Hey, we’re all creative, right? But what differentiates my papier-mâché Halloween masks or your colourfully crocheted undergarments from the Nobel Prize-winning artworks of somebody like, say, Ernest Hemingway? Well, maybe Ernest was just a little stranger than you or me. New studies show that both creativity and eccentricity may be the result of genetic variations that increase the brain’s ability to filter out useless distractions and just get on with it. Well, Papa certainly got on with it – but just how peculiar was he?
Get Up, Stand Up
In his lifetime, Hemingway published seven novels, six short story collections, and two non-fiction works. Many of these are considered classics of American literature and all were written the same way. Hemingway had a study, sure – a specially-made square tower, if you don’t mind – but he did most of his writing in his bedroom. Half of that room was given over to his desk, but even that’s not where he worked, oh, no: Hemingway’s trusty typewriter actually sat on top of yet another bookcase – what he called his ‘work desk’.
And lest you think he pulled up a chair to pound the keys, think again: Hemingway preferred to work standing up, spending hours and hours at a time on his feet, moving only to shift his weight from one leg to the other. He’d wear down seven pencils in a good day’s work. And who says writing isn’t manual labour?
Gunning For Fish
To appreciate just how much Hemingway loved fishing you just have to read his last major work of fiction, The Old Man and the Sea. One of his most famous novels, it centers upon Santiago, an aging fisherman who struggles with a giant marlin far out in the Gulf Stream. It won him the 1953 Pulitzer Prize for Fiction and was cited by the Nobel Committee as contributing to the awarding of him the Nobel Prize in Literature a year later.
Yet Hemingway himself was something of a cavalier angler and nobody better mess with his catch. During a fishing trip in the Bahamas in 1935, he – rather unconventionally – opened fire on a shoal of sharks with a Thompson submachine-gun to stop them scavenging the humungous tuna he was trying to land. Unfortunately, the explosion of blood simply caused them to attack his catch with even greater fury. His other techniques were more successful. In 1938, he established a world record by catching seven marlin in one day. He was also the first person to ever boat a giant tuna in an undamaged state.
Anyone who has read Hemingway’s For Whom the Bell Tolls will know where his political sympathies lay. Published in 1940, it tells the story of Robert Jordan, a young American in the International Brigades attached to a republican guerrilla unit during the Spanish Civil War. Much was written from Hemingway’s own experiences in Spain, and when the war ended with Republican defeat sympathies only hardened. Afterwards, he said “Politically, I was always on the side of the Republic from the day it was declared and for a long time before.”

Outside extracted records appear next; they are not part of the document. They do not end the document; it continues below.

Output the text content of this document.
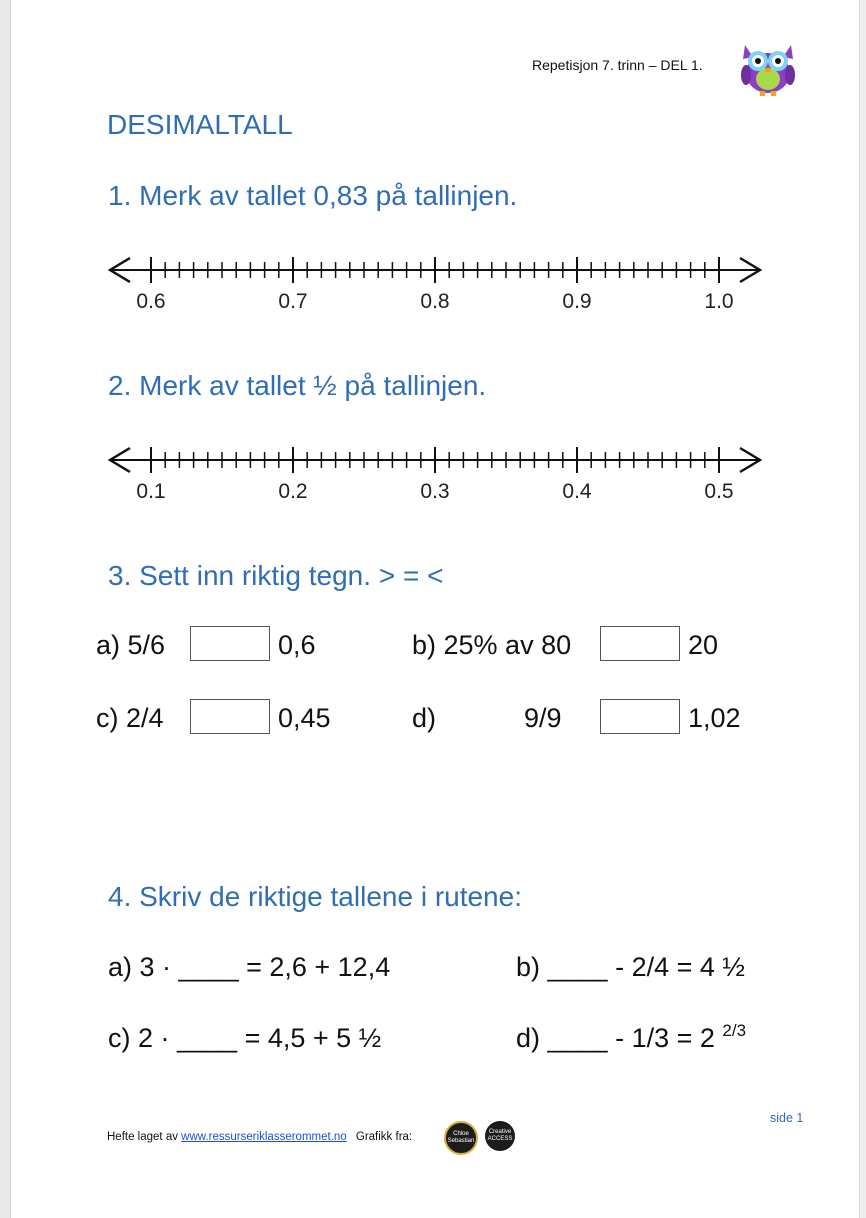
Repetisjon 7. trinn – DEL 1.
DESIMALTALL
1. Merk av tallet 0,83 på tallinjen.
0.6	0.7	0.8	0.9	1.0
2. Merk av tallet ½ på tallinjen.
0.1	0.2	0.3	0.4	0.5
3. Sett inn riktig tegn. > = <
a) 5/6	0,6	b) 25% av 80	20
c) 2/4	0,45	d)	9/9	1,02
4. Skriv de riktige tallene i rutene:
a) 3 · ____ = 2,6 + 12,4	b) ____ - 2/4 = 4 ½
c) 2 · ____ = 4,5 + 5 ½	d) ____ - 1/3 = 2 $^{2/3}$
side 1
Hefte laget av www.ressurseriklasserommet.no Grafikk fra:	Chloe Sebastian
Creative ACCESS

It was his passion, which In 1942, let him to set up a real-life intelligence network, nicknamed the Crook Factory, to keep an eye on pro-Franco and pro-Hitler agents in Cuba. He also took it upon himself to patrol the Caribbean for German U-boats. The Hemingway Collection contains many entries in the day log of his boat Pilar and his typewritten reports to local military commanders indicating how carefully he recorded his sightings and passed them on to American intelligence officials. The FBI disbanded his network after less than a year, but still – how’s that for fieldwork?
A Hunting Hercules
Hemingway’s about as famous for his hunting exploits as he is for his fishing (or his books) – but did you know that, in 1940, just after finishing For Whom The Bell Tolls, Papa went out with his third wife and two of his kids and killed four hundred jackrabbits in a single day? And, at just the tender age of three, he not only killed a porcupine, but also ate it at the behest of his father. Now that’s commitment.
Get It From Your Parents
Speaking of parents – if it’s genetic variation that’s knocking out these eccentric geniuses, their elders surely ought to be examined, too. Hemingway’s mama had her own quirks: determined to get young Ernest playing a musical instrument, she once kept him out of school for an entire year to learn the cello. Did it work? Not a chance. Hemingway says, ‘That cello—I played it worse than anyone on earth’.
Good thing he ploughed on with the prose, eh?